Health Record Access Study. $20,000
in fiscal year 2013 is for the health record
access study. This is a onetime appropriation.
Radiation Therapy Facilities Study. In
fiscal year 2013, $137,000 from the health
care access fund is for a study of radiation
therapy facilities capacity. This is a onetime
appropriation.



Sec. 4. BOARD OF NURSING HOME
ADMINISTRATORS
$
-0-
$
10,000
Administrative Services Unit. This
appropriation is to provide a grant to the
Minnesota Ambulance Association to
coordinate and prepare an assessment of
the extent and costs of uncompensated care
as a direct result of emergency responses
on interstate highways in Minnesota.
The study will collect appropriate
information from medical response units
and ambulance services regulated under
Minnesota Statutes, chapter 144E, and to
the extent possible, firefighting agencies.
In preparing the assessment, the Minnesota
Ambulance Association shall consult with
its membership, the Minnesota Fire Chiefs
Association, the Office of the State Fire
Marshal, and the Emergency Medical
Services Regulatory Board. The findings
of the assessment will be reported to the
chairs and ranking minority members of the
legislative committees with jurisdiction over
health and public safety by January 1, 2013.

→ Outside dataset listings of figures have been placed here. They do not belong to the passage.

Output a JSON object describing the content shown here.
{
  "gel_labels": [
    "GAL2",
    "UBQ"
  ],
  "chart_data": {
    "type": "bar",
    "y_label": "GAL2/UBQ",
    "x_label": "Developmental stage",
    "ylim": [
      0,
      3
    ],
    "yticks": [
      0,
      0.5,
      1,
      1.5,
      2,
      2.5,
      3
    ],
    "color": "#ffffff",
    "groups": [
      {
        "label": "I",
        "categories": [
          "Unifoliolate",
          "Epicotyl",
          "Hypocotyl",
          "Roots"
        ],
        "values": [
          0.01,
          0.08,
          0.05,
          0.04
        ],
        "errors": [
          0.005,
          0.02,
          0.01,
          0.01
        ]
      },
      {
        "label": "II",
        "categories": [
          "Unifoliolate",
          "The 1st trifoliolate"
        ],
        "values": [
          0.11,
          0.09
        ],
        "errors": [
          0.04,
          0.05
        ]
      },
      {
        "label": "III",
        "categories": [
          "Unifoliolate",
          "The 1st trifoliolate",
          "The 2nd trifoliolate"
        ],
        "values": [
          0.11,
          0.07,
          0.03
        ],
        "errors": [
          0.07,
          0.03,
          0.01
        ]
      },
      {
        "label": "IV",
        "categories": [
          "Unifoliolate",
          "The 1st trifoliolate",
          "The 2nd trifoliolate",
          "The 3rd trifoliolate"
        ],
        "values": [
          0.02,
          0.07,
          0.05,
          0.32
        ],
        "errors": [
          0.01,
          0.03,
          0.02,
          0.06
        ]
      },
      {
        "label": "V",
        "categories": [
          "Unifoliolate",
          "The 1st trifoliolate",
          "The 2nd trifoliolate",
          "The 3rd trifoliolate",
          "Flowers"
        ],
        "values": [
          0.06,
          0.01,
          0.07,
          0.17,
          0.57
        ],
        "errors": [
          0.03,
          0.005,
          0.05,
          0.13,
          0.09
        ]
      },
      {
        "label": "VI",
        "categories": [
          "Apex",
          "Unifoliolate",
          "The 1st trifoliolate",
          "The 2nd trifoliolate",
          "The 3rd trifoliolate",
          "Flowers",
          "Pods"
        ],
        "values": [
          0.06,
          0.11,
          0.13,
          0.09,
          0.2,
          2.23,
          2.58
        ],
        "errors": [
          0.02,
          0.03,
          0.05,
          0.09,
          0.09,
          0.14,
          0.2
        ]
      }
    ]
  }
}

    Sec. 5. MANAGED CARE ORGANIZATION EXCESS PROFITS.
Excess profits of managed care organizations paid to the commissioner of human
services in fiscal year 2013 shall be deposited in the funds from which the payments
originated. These amounts are estimated to be $27,740,000 for the general fund and
$7,300,000 for the health care access fund.

    Sec. 6. EXPIRATION OF UNCODIFIED LANGUAGE.
All uncodified language contained in this article expires on June 30, 2013, unless a
different expiration date is explicit.

    Sec. 7. EFFECTIVE DATE.
The provisions in this article are effective July 1, 2012, unless a different effective
date is explicit.
Presented to the governor April 25, 2012
Signed by the governor April 28, 2012, 4:24 p.m.